Journalists are not soothsayers, nor should they strive to be. But journalists can and must look at the present and find echoes with the past, informing their reporting with context about what led to the “news of the day” and how that may fit into a historical narrative. When the roadmap a story follows has led to calamity before, journalists have a moral and professional responsibility to inform the public about that potential outcome, even at the risk of highlighting parallels that may, in the long-term, prove wrong.

The world does not lack genocidal blueprints, and journalists today have greater access to those precedents than their forerunners did. But what to do with that knowledge presents its own challenges. Engaging in a discussion about possible parallels between Nazi Germany and the United States in 2018 is a tacit acceptance of that position having some validity. Because of what that implies about the U.S. government’s actions, acknowledging those parallels could be considered unfair to the government, running afoul of a central tenet of journalism. But echoes of 1930s Germany have been noted with increasing frequency by activists, historians, lawyers, and journalists in the past couple years, making it irresponsible for members of the press to ignore discussions about potential similarities. 

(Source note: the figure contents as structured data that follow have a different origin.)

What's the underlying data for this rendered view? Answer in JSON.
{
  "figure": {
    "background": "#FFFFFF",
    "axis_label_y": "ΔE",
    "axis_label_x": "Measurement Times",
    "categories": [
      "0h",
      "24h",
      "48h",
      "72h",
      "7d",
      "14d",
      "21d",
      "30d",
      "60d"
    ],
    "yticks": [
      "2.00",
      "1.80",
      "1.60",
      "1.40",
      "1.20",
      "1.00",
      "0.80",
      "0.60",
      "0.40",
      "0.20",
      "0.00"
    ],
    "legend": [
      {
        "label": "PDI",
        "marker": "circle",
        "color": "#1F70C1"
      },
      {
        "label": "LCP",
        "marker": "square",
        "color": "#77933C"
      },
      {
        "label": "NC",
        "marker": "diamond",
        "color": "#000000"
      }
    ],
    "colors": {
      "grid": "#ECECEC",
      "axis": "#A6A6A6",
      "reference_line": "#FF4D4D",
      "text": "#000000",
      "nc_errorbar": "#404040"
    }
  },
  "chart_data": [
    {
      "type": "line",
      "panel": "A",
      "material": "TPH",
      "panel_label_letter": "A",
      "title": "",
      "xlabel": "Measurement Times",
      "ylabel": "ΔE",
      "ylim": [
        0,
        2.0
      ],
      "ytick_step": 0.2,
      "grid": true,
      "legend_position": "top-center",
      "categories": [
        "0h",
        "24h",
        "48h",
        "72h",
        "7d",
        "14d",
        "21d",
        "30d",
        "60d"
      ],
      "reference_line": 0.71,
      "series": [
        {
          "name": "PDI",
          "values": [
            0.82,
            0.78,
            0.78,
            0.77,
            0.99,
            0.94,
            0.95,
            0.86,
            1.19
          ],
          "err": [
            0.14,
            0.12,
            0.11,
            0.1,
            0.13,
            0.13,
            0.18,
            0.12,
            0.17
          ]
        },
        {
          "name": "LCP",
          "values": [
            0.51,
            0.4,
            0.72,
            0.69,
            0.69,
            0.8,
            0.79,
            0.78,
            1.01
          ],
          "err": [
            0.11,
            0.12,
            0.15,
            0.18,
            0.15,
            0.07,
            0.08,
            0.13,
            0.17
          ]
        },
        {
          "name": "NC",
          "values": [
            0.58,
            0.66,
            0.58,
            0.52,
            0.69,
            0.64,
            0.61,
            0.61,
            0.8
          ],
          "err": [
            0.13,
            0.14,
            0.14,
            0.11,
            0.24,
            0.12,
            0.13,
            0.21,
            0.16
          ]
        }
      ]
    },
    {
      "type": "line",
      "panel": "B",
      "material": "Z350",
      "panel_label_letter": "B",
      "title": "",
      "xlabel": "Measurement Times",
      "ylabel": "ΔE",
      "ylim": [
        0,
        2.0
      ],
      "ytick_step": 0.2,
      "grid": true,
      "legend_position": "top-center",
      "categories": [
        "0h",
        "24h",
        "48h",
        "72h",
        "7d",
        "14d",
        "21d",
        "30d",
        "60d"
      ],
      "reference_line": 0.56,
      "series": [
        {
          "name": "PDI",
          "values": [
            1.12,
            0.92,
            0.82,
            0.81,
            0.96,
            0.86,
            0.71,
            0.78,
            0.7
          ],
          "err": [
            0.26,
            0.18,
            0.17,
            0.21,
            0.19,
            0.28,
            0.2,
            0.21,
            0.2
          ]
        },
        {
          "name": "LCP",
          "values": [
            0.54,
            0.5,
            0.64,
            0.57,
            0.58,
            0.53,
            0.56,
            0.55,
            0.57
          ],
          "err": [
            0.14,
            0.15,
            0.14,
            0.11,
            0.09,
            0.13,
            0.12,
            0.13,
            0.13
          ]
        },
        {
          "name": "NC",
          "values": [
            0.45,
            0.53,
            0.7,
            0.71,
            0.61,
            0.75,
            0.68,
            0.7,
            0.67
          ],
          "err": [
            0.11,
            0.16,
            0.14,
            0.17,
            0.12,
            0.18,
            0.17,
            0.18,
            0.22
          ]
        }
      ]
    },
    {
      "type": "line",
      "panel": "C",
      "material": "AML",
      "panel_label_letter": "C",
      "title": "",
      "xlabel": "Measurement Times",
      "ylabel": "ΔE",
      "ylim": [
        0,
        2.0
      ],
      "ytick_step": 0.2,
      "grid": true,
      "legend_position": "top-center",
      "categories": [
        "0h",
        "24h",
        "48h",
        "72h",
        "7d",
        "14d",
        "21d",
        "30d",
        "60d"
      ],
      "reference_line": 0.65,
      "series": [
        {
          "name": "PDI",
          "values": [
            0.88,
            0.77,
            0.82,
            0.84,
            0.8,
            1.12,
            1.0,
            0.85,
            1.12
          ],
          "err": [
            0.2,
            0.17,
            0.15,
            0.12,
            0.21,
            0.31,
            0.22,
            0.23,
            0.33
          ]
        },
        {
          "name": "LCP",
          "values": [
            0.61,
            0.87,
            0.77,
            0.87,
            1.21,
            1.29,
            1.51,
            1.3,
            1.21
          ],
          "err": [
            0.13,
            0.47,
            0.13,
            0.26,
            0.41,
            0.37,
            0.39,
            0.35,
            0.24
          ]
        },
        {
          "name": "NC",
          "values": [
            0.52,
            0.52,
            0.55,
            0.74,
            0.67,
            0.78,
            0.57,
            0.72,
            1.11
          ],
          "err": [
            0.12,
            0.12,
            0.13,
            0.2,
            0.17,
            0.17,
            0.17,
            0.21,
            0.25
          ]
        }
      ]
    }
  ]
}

For critics, the resemblances began with rhetoric. The president kicked off his campaign calling Mexican immigrants criminals and rapists. Similar comments continued when he came into office: for example, his quoted complaint that the United States admits immigrants from “shithole countries” like Haiti and El Salvador. At the same time, violence against immigrants and people of color rose. FBI statistics show hate crimes up nationwide in 2015 and 2016, and recent data out of California shows a third consecutive year of increases in that state. In some instances, perpetrators used slogans coined by the president, and researchers have found a correlation between his Tweets and occurrences of hate crimes.  Finally, rising to national attention in early June, the tactics employed by federal immigration officers at the border with Mexico drew condemnation as cruel, hurtful, and similar to those implemented at concentration camps during the 1940s.

It was the discovery of those tactics by lawyers and journalists that has placed, for me and some other FASPE fellows, the question of what to do with these historical parallels front and center. Evidence of children wailing for their parents as immigration agents joked nearby; of hastily constructed detention centers for hundreds of children; of agents ripping children from mothers without letting either say goodbye or lying to parents that the children were only being taken away for a bath; of racist and abusive comments by guards; of children being returned to parents covered in lice; of pregnant women having miscarriages while in ICE custody; of absurd immigration court proceedings with children barely old enough to talk; of no plan from the federal government to reunite parents and children; and of deportations of parents while their children are still in the United States, effectively orphaning the children. This has all been documented.

Journalists cannot look at these events in a vacuum. The Holocaust began with words, but at some point it moved beyond that. Had the German press still been free in the mid- to-late 1930s, would they have noted the connection between widespread violence and the history of hateful comments coming from the country’s highest office? Several decades from now, will historians wonder the same thing about our time?

At issue here isn’t the idea that reporters should take an activist approach in attempting to pre-empt wrongdoing. A journalist’s job isn’t to foretell or to direct intervention. Instead, it is to write stories that include rich context and explain historical precedent to give readers more information so they can make informed decisions. It is critical that journalists not just inform our fellow citizens about what is happening in the world, but that they act as analysts and historians. This is something we already do, but when it comes to the treatment of the people targeted by these policies and outbursts, it should be in every story. In times where the future seems to be replaying the past, the most important question journalists can answer is: “What does this mean?” A critical corollary of that question is: “Where could we be heading?”